U.S. Clinical Studies of the Treatment of Anemia with Fluosol-DA 20%

Abstract: This article describes the progress of clinical studies of the perfluorochemical (PFC) emulsion Fluosol-DA 20% in the United States. To date, two studies have been completed and one is in progress. All three studies have been restricted to the treatment of acute anemia in patients who refused blood transfusions on religious grounds, i.e., Jehovah's Witnesses. The first protocol, referred to as the “Humanitarian Protocol“ (no. 79006), was initiated in November 1979. Jehovah's Witness patients who were considered to have a lethal degree of anemia were treated with Fluosol to supplement oxygen transport. Collection of specific data was not mandated in this protocol. Six patients were treated under this protocol until it was replaced by the “Medical Use Protocol“ (no. 79007). In this second study, hemodynamic and oxygen transport data were collected while patients breathed room air and 100% inspired oxygen before and after a Fluosol infusion. Seven patients were treated under this protocol and it was concluded that the PFC was transporting the expected amount of oxygen based on its known oxygen solubility. This increased oxygen transport by the PFC resulted in increased oxygen consumption and arterial and mixed venous blood oxygenation. Two of the seven patients had adverse reactions to a 0.5-ml test dose of Fluosol, manifested by an increase in pulmonary artery systolic pressure. The third and current anemia protocol as of this writing is a randomized controlled study with data collection similar to the Medical Use Protocol.
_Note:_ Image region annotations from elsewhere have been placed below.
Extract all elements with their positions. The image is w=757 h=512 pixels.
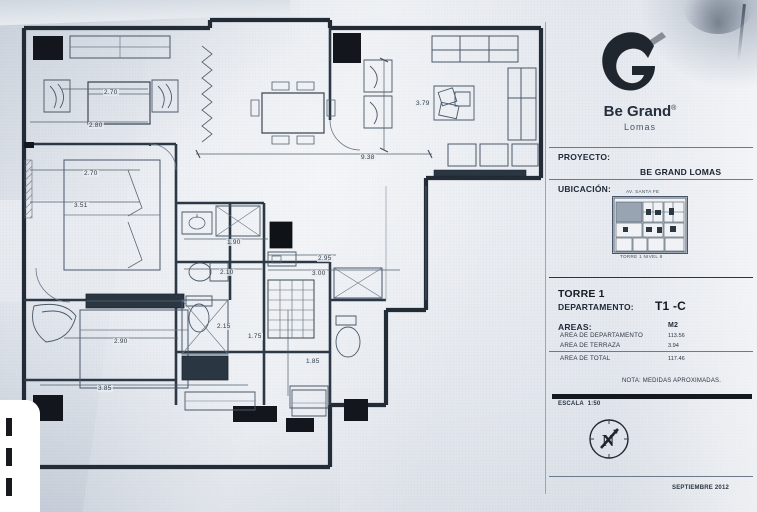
be-grand-logo bbox=[602, 32, 666, 91]
master-bathroom bbox=[182, 300, 228, 380]
area-row-label: AREA DE DEPARTAMENTO bbox=[560, 332, 643, 339]
dimension-label: 2.10 bbox=[219, 269, 235, 276]
titleblock-left-border bbox=[545, 22, 546, 494]
living-room bbox=[364, 36, 538, 176]
apartment-value: T1 -C bbox=[655, 299, 686, 313]
area-row-label: AREA DE TERRAZA bbox=[560, 341, 621, 349]
dimension-label: 3.51 bbox=[73, 202, 89, 209]
date-label: SEPTIEMBRE 2012 bbox=[672, 485, 730, 491]
dimension-label: 9.38 bbox=[360, 154, 376, 161]
project-label: PROYECTO: bbox=[558, 152, 611, 162]
rule-torre-top bbox=[549, 277, 753, 279]
approx-note: NOTA: MEDIDAS APROXIMADAS. bbox=[622, 378, 722, 384]
keyplan-top-note: AV. SANTA FE bbox=[626, 189, 660, 194]
rule-proyecto-top bbox=[549, 147, 753, 148]
kitchen bbox=[268, 222, 314, 338]
rule-area-total bbox=[549, 351, 753, 352]
rule-footer bbox=[549, 476, 753, 478]
brand-sublabel: Lomas bbox=[623, 122, 656, 132]
registration-mark-2 bbox=[6, 448, 12, 466]
dimension-label: 2.80 bbox=[88, 122, 104, 129]
brand-name: Be Grand® bbox=[603, 103, 677, 120]
entry-corridor bbox=[202, 46, 360, 150]
terrace bbox=[386, 186, 426, 300]
dimension-label: 3.79 bbox=[415, 100, 431, 107]
area-row-value: 113.56 bbox=[668, 333, 685, 339]
apartment-label: DEPARTAMENTO: bbox=[558, 302, 634, 312]
service-area bbox=[292, 268, 382, 416]
area-row-value: 3.94 bbox=[668, 342, 679, 349]
dimension-label: 2.70 bbox=[103, 89, 119, 96]
dimension-label: 1.85 bbox=[305, 358, 321, 365]
dimension-label: 1.75 bbox=[247, 333, 263, 340]
location-label: UBICACIÓN: bbox=[558, 184, 611, 194]
dimension-label: 2.90 bbox=[113, 338, 129, 345]
rule-thick-scale bbox=[552, 394, 752, 399]
registration-mark-1 bbox=[6, 418, 12, 436]
project-value: BE GRAND LOMAS bbox=[640, 167, 722, 177]
bedroom-2 bbox=[44, 36, 178, 170]
bedroom-3 bbox=[33, 294, 329, 410]
area-row-label: AREA DE TOTAL bbox=[560, 355, 611, 362]
registration-mark-3 bbox=[6, 478, 12, 496]
dimension-label: 2.70 bbox=[83, 170, 99, 177]
dimension-label: 1.90 bbox=[226, 239, 242, 246]
areas-unit: M2 bbox=[668, 322, 679, 329]
area-row-value: 117.46 bbox=[668, 356, 685, 362]
tower-label: TORRE 1 bbox=[558, 288, 605, 300]
key-plan bbox=[612, 196, 688, 254]
rule-ubicacion-top bbox=[549, 179, 753, 180]
interior-walls bbox=[24, 28, 386, 405]
dimension-label: 3.85 bbox=[97, 385, 113, 392]
dimension-label: 2.95 bbox=[317, 255, 333, 262]
dimension-ticks bbox=[196, 58, 432, 158]
exterior-walls bbox=[24, 20, 541, 467]
areas-label: AREAS: bbox=[558, 322, 592, 332]
bathroom-2 bbox=[182, 206, 260, 332]
key-plan-drawing bbox=[613, 197, 687, 253]
keyplan-bottom-note: TORRE 1 NIVEL 8 bbox=[620, 254, 663, 259]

This third protocol, called “Anemia Protocol“ (no. 8105), stipulates that cardiac filling pressures be normalized before Fluosol treatment and then data collected (filling pressures should be similar before and after Fluosol treatment). This modification should permit a separation of the oxygen transport effects of Fluosol from its volume loading effects when compared with a control group.